I wasn't assuming that! To quote: "If Amex isn't offering you any particular advantage, then yes, I can see proactively downsizing the relationship." I just meant that you need to weigh any advantages against whatever you view the risk (and impact) of AA. Since you were getting ready to reduce your spend with Amex based on something which may or may not indicate pending trouble, that would make sense if the value wasn't that great. If you find Amex good, then I would be in the camp of some others suggesting you might be being somewhat hasty in downgrading the relationship.
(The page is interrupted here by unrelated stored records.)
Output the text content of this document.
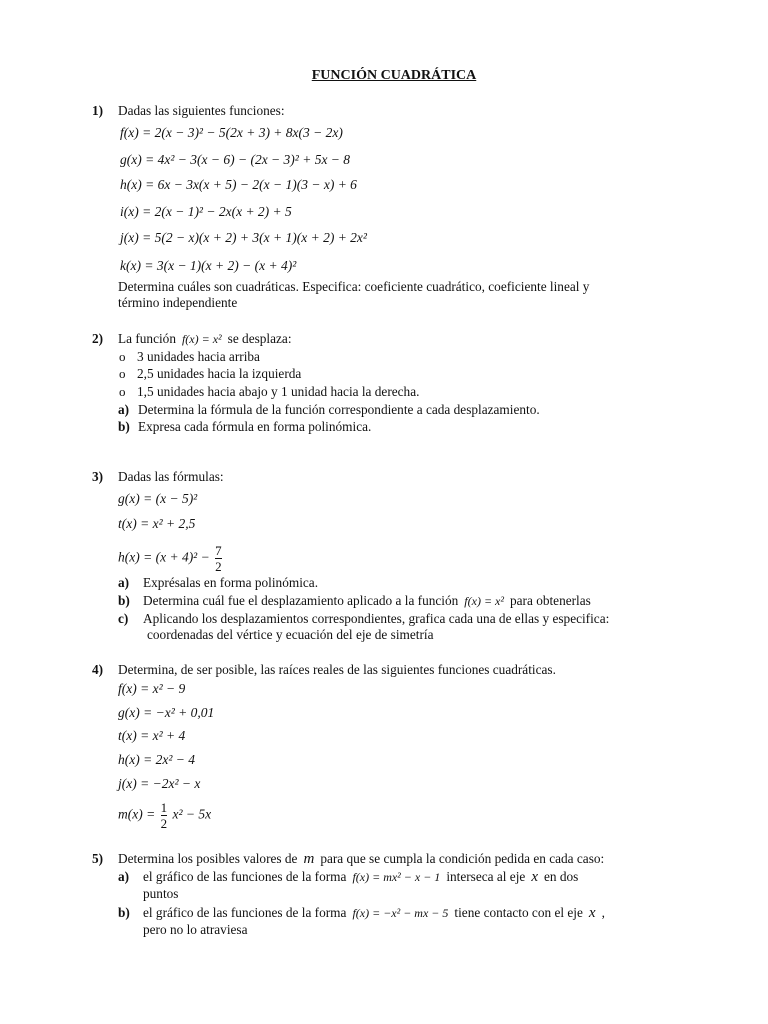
FUNCIÓN CUADRÁTICA
1) Dadas las siguientes funciones:
f(x) = 2(x − 3)² − 5(2x + 3) + 8x(3 − 2x)
g(x) = 4x² − 3(x − 6) − (2x − 3)² + 5x − 8
h(x) = 6x − 3x(x + 5) − 2(x − 1)(3 − x) + 6
i(x) = 2(x − 1)² − 2x(x + 2) + 5
j(x) = 5(2 − x)(x + 2) + 3(x + 1)(x + 2) + 2x²
k(x) = 3(x − 1)(x + 2) − (x + 4)²
Determina cuáles son cuadráticas. Especifica: coeficiente cuadrático, coeficiente lineal y
término independiente
2) La función f(x) = x² se desplaza:
o 3 unidades hacia arriba
o 2,5 unidades hacia la izquierda
o 1,5 unidades hacia abajo y 1 unidad hacia la derecha.
a) Determina la fórmula de la función correspondiente a cada desplazamiento.
b) Expresa cada fórmula en forma polinómica.
3) Dadas las fórmulas:
g(x) = (x − 5)²
t(x) = x² + 2,5
$h(x) = (x + 4)^2 - \frac{7}{2}$
a) Exprésalas en forma polinómica.
b) Determina cuál fue el desplazamiento aplicado a la función f(x) = x² para obtenerlas
c) Aplicando los desplazamientos correspondientes, grafica cada una de ellas y especifica:
coordenadas del vértice y ecuación del eje de simetría
4) Determina, de ser posible, las raíces reales de las siguientes funciones cuadráticas.
f(x) = x² − 9
g(x) = −x² + 0,01
t(x) = x² + 4
h(x) = 2x² − 4
j(x) = −2x² − x
$m(x) = \frac{1}{2} x^2 - 5x$
5) Determina los posibles valores de m para que se cumpla la condición pedida en cada caso:
a) el gráfico de las funciones de la forma f(x) = mx² − x − 1 interseca al eje x en dos
puntos
b) el gráfico de las funciones de la forma f(x) = −x² − mx − 5 tiene contacto con el eje x ,
pero no lo atraviesa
But obviously your call.
@SouthJamaica wrote:
@NRB525 wrote:
In the absence of more specific info from AMEX, and my own experience of calling AMEX when I was wondering why a charge might not be going through for my Platinum earlier this year, when the CSR told me what my charger limit was, and arranged to raise it just in case that might be the issue, my advice is to use the card.
If OP calls AMEX and discovers the charger limit is $1k vs $950 just charged, that may change the advice. Then your comparison to a 20 something and their revolver would have some more relevance.
Cheers.In the first place, it definitely wasn't the $950 purchase, because that was 3-4 weeks before the notice. All the purchases I'd made after that one, in the 3-4 weeks prior to the notice, were in the $6 to $50 range.
If I were to call, the information I would get (a) would probably be the same as what I got from the CSR on chat, and (b) would definitely be as unauthoritative. What the representatives tell you is not something you can take to the bank and there are things going on in the back office which do not appear on their screens.
I was told, after 10 minutes of the CSR's "researching" the situation, that there was no reason for the message and that it was just a glitch.
I recognize the possibility that the CSR might have been right, as @K-in-Boston suggests, but I am risk averse, and find it safer to assume that this was a back-office algorithmic warning that Amex is feeling a little nervous, as @Remedios suggests.
And so I choose to start bailing out, rather than risk capsizing. And rather than waste my time with phone calls with people who may or may not truly know the answer.
Text communications ( such as these boards ) are convenient for each participant but very inefficient for actual communication. The text as someone writes it can have a lot of info left out, and it is difficult to clarify questions, to get a useful back-and-forth to communicate.
A call to an AMEX CSR makes communication much easier. People speaking in the same language can speak much faster than they can type, and it is faster to pursue clarifications, and to pick up nuances of comments to follow other paths.